Life Cycle and Behavior
The crabs feed on mollusks, annelid worms, other benthic invertebrates, and bits of fish. Lacking jaws, it grinds up the food with bristles on its legs and a gizzard that contains sand and gravel.
They spend the winters on the continental shelf and emerge at the shoreline in late spring to spawn, with the males arriving first. The smaller male grabs on to the back of a female with a "boxing glove" like structure on his front claws, often holding on for months at a time. Often several males will hold on to a single female. Females reach the beach at high tide. After the female has laid a batch of eggs in a nest at a depth of 15–20 cm in the sand, the male or males fertilize them with their sperm. Egg quantity is dependent on the female's body size and ranges from 15,000-64,000 eggs per female.

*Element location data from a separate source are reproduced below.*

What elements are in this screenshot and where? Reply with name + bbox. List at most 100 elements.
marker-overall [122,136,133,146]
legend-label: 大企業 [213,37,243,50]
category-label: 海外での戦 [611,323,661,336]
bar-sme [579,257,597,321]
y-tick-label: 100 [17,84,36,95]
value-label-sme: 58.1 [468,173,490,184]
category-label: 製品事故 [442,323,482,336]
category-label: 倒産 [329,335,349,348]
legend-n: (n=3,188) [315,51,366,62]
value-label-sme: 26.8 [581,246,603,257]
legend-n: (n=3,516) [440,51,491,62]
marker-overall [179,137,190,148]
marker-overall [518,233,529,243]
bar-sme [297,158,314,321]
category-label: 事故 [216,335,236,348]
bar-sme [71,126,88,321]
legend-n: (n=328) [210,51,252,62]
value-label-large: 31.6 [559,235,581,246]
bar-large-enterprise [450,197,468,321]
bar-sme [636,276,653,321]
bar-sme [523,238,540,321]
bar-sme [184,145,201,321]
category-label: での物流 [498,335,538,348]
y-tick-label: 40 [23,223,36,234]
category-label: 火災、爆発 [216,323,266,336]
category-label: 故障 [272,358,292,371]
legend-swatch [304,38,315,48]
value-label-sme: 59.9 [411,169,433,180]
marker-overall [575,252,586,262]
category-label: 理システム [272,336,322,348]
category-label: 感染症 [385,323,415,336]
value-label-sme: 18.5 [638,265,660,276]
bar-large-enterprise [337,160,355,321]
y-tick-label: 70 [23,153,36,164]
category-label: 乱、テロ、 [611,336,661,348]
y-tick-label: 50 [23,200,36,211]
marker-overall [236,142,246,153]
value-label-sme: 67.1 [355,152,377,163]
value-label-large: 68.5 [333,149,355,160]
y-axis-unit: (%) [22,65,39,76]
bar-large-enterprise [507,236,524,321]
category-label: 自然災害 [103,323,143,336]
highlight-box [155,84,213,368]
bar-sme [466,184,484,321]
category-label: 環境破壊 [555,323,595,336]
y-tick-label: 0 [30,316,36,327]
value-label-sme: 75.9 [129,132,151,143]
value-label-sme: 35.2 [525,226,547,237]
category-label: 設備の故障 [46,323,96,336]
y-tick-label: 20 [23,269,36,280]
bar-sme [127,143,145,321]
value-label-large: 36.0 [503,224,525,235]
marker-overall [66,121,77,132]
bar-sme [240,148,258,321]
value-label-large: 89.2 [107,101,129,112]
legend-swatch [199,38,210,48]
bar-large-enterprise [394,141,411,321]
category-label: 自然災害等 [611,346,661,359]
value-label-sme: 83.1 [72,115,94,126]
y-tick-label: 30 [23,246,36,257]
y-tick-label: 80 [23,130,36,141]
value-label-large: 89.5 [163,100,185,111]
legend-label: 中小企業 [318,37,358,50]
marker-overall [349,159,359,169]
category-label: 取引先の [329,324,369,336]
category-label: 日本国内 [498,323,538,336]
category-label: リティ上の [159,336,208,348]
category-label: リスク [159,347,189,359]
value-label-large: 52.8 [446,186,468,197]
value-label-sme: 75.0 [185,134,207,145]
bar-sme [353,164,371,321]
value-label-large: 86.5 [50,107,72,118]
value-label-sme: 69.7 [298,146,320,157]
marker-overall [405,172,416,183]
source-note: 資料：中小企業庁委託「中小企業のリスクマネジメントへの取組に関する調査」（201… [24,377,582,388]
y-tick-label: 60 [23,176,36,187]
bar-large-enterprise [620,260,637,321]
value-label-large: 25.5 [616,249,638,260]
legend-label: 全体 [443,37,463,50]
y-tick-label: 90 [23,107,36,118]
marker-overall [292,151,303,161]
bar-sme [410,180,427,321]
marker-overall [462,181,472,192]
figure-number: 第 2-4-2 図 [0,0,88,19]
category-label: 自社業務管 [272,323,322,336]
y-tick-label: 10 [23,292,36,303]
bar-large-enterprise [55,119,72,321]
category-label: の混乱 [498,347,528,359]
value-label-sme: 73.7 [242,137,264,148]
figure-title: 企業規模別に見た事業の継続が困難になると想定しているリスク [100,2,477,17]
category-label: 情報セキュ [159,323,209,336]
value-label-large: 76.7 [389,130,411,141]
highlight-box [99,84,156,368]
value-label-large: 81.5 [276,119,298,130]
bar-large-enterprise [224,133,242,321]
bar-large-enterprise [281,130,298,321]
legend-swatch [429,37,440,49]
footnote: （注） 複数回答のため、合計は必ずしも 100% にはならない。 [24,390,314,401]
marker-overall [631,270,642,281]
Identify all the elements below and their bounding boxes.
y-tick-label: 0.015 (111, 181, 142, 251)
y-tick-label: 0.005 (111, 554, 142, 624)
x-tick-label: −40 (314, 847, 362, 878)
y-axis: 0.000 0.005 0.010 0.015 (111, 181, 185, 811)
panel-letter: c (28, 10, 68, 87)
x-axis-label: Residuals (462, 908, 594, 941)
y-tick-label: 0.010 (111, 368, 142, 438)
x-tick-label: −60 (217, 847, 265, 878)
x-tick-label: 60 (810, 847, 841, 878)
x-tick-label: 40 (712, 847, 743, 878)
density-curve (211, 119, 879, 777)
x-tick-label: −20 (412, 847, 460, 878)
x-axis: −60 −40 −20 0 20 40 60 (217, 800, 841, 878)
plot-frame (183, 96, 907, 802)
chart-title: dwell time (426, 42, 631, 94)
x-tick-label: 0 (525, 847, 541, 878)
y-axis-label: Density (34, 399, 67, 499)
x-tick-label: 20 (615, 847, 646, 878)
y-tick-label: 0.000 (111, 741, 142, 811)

"Development begins when the first egg cover splits and new membrane, secreted by the embryo, forms a transparent spherical capsule" (Sturtevant). The larvae form and then swim for about five to seven days. After swimming they settle, and begin the first molt. This occurs approximately twenty days after the formation of the egg capsule. As young horseshoe crabs grow, they move to deeper waters, where molting continues. Before becoming sexually mature around age 9, they have to shed their shells some 17 times. Longevity is difficult to assess, but the average lifespan is thought to be 20–40 years.